Connectomics is the field of neuroscience dedicated to studying brain connectivity, i.e. the complex network of connections in brain's white matter between distinct gray-matter areas. In this context, diffusion magnetic resonance imaging (MRI) is a key modality for its ability to estimate noninvasively the pathways of these connections using so-called tractography algorithms. Tractography can be used to study brain connectivity in vivo, for instance to continuously monitor the progress of neurodegenerative diseases. Despite this unique and compelling ability, recent studies have pointed out that the reconstructions may not reflect accurately the underlying anatomy, raising serious concerns about accuracy and biological interpretability of this technique.

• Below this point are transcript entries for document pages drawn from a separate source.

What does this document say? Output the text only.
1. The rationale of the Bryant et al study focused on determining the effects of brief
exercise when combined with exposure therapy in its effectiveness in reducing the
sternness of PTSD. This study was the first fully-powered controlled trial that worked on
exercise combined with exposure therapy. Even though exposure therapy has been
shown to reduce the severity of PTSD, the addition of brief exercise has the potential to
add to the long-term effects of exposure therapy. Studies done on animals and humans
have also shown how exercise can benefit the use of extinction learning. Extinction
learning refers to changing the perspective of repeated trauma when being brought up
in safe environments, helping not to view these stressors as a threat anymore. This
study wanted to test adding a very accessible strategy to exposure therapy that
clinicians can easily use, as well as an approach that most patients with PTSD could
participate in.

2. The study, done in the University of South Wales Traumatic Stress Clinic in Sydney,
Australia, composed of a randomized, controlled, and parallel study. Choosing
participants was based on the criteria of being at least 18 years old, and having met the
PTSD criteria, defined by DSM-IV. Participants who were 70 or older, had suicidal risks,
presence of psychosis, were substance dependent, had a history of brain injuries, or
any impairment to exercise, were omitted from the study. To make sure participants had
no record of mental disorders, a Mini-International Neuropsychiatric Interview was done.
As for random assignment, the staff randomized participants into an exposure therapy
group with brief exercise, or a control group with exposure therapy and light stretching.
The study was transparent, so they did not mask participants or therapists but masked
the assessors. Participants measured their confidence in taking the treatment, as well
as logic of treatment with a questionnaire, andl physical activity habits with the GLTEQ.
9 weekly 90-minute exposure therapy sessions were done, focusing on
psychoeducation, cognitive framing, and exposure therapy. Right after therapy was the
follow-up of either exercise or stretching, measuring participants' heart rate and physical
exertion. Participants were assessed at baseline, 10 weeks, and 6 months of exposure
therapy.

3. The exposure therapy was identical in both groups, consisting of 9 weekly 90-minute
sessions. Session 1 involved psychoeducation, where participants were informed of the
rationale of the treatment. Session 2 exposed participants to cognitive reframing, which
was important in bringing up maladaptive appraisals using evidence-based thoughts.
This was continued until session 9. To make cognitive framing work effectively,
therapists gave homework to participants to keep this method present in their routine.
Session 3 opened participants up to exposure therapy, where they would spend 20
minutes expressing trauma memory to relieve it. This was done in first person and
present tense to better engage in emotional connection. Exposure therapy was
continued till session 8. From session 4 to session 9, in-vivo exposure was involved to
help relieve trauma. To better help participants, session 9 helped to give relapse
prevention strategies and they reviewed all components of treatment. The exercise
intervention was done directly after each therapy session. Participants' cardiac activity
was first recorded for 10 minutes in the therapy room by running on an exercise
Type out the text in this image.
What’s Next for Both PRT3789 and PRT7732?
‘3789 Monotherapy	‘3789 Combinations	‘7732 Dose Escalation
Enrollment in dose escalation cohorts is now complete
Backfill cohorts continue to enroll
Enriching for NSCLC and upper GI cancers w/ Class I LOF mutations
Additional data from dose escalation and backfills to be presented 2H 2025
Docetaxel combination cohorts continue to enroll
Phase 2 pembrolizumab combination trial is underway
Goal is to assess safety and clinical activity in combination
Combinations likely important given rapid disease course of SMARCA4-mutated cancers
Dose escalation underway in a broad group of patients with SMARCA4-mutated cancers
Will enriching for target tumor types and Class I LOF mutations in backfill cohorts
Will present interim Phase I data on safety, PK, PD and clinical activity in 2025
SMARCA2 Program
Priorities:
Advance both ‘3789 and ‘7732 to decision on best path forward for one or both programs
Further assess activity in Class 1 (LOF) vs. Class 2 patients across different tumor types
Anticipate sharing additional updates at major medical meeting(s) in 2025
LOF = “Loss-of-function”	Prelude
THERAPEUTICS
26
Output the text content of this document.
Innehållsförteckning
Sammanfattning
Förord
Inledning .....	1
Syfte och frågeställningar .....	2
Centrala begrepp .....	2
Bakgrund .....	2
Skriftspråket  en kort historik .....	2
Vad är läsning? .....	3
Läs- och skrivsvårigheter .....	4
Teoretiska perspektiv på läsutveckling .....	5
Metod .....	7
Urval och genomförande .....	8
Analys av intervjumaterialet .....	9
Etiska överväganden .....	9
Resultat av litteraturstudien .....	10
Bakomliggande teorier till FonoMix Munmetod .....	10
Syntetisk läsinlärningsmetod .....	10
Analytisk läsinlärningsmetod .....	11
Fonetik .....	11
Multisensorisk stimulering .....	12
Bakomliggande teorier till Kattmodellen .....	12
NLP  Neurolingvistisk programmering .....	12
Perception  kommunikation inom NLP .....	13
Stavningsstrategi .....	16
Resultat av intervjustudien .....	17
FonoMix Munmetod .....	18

Several solutions have been proposed to overcome this issue by complementing tractography with additional information about the microstructural environment of the neuronal tissue. In particular, the Convex Optimization Modeling for Microstructure Informed Tractography assumes invariance of the microstructural properties along the pathways and uses this prior in an efficient formulation to get more robust estimates of both trajectories and microstructural parameters of the connections. A recent evolution of this framework allows considering additional anatomical priors on the axonal bundles. Although the potential of this new formulation has not been fully exploited yet, we strongly believe this possibility may open the door to dramatically improve the accuracy of the reconstructions. Promising avenues include myelin metrics, derived e.g. from quantitative susceptibility acquisitions, as well as functional connectivity priors, derived e.g. from functional MRI, as these modalities provide complementary information on the bundles.
We propose an innovative and effective linking of myelin and functional information to existing structural connectivity analyses for significantly improving the anatomical accuracy and biological interpretability of connectivity estimates. The overarching objectives of this project are: a) to develop automated tools that accurately delineate white-matter pathways and quantitatively characterize their microstructure, b) to optimize a multicentric advanced structural and functional neuroimaging protocol with clinical feasible acquisitions, and c) to validate our richer connectomics framework in a cohort of healthy volunteers for assessing its effectiveness. Our central hypothesis is that the integration of complementary structural and functional descriptors can improve not only the accuracy of white matter bundle reconstructions but also their clinical sensitivity, potentially leading to novel markers for neurodegenerative diseases. In fact, our long-term goal is to bring to clinical neurology a novel multimodal connectomics framework with increased sensitivity and accuracy to enable, in the future, non-invasive quantitative studies of axonal damage and reorganization.